The number of brands included in this study was limited to three brands, from which two were the two current market share leaders (Apple and Samsung) while Nokia has lost market share considerably since then. However, at the time of the data collection for this study, the deal between Nokia and Microsoft had just only been announced, and the Nokia brand still had a rather strong position among consumers' minds, at least in the country where the data was collected. Now that the former Nokia Lumia branded phone (current Microsoft Windows phone) has lost market share considerably, it would be also important to include brands of some other phone brands that have lost market share, such as Blackberry by RIM and Motorola.

This study did not include any data on other brands than high-tech brands and therefore the original BBX model was only replicated for high-tech brands, which may also be considered to be a delimitation. There was a high correlation between the intellectual and sensory variables in all of the three tested models of this study in the case of high-tech brands. This study did not then further investigate the possibility of combining factors in the original BBX model to test if by reducing the number of factors to four, so that the sensory and intellectual factors would be combined, would have resulted in smaller correlations. In the original BBX model of Brakus et al. (2009) the correlation between the intellectual and sensory variables is not notably high. As this is a replication research, the high correlation between two variables is not yet considered to be an alarming issue, but this is an indication that more data would need to be collected and analyzed to do a deeper analysis of the correlations between the intellectual and sensory factors in the models. The highest correlation between the intellectual and sensory variables was in the case of the Nokia brand which may also be due to the home country bias partly that was already mentioned above.

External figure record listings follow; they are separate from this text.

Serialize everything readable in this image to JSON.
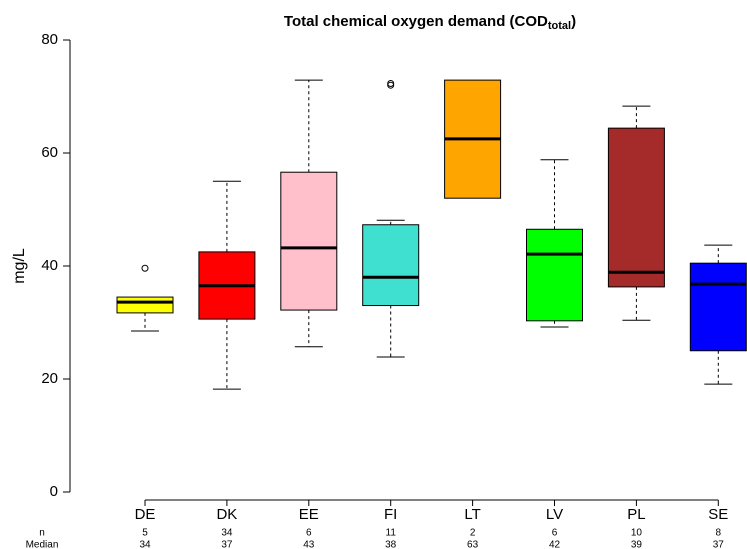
{
  "chart_data": {
    "type": "box",
    "title": "Total chemical oxygen demand (COD",
    "title_sub": "total",
    "title_end": ")",
    "ylabel": "mg/L",
    "categories": [
      "DE",
      "DK",
      "EE",
      "FI",
      "LT",
      "LV",
      "PL",
      "SE"
    ],
    "boxes": [
      {
        "color": "#ffff00",
        "low": 28.5,
        "q1": 31.7,
        "median": 33.6,
        "q3": 34.5,
        "outliers": [
          39.6
        ]
      },
      {
        "color": "#ff0000",
        "low": 18.2,
        "q1": 30.6,
        "median": 36.5,
        "q3": 42.5,
        "high": 55.0,
        "outliers": []
      },
      {
        "color": "#ffc0cb",
        "low": 25.7,
        "q1": 32.2,
        "median": 43.2,
        "q3": 56.6,
        "high": 72.9,
        "outliers": []
      },
      {
        "color": "#40e0d0",
        "low": 23.9,
        "q1": 33.0,
        "median": 38.0,
        "q3": 47.3,
        "high": 48.1,
        "outliers": [
          72.3,
          72.0
        ]
      },
      {
        "color": "#ffa500",
        "q1": 52.0,
        "median": 62.5,
        "q3": 72.9,
        "outliers": []
      },
      {
        "color": "#00ff00",
        "low": 29.2,
        "q1": 30.3,
        "median": 42.1,
        "q3": 46.5,
        "high": 58.8,
        "outliers": []
      },
      {
        "color": "#a52a2a",
        "low": 30.4,
        "q1": 36.3,
        "median": 38.9,
        "q3": 64.4,
        "high": 68.3,
        "outliers": []
      },
      {
        "color": "#0000ff",
        "low": 19.1,
        "q1": 25.0,
        "median": 36.8,
        "q3": 40.5,
        "high": 43.7,
        "outliers": []
      }
    ],
    "n_label": "n",
    "n": [
      5,
      34,
      6,
      11,
      2,
      6,
      10,
      8
    ],
    "median_label": "Median",
    "medians": [
      34,
      37,
      43,
      38,
      63,
      42,
      39,
      37
    ],
    "ylim": [
      0,
      80
    ],
    "yticks": [
      0,
      20,
      40,
      60,
      80
    ]
  }
}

There are also some demographic differences in the results, however, they have not been reported in detail in this thesis except when assessing the criterion validity of the measurement scale. The difference between men and women is statistically the most significant one, and there are some differences in the results according to the age groups of young and mature consumers, but these are not as significant. The educational background of the respondents has no statistical significance in how the respondents rate the eco-friendliness of high-tech brands.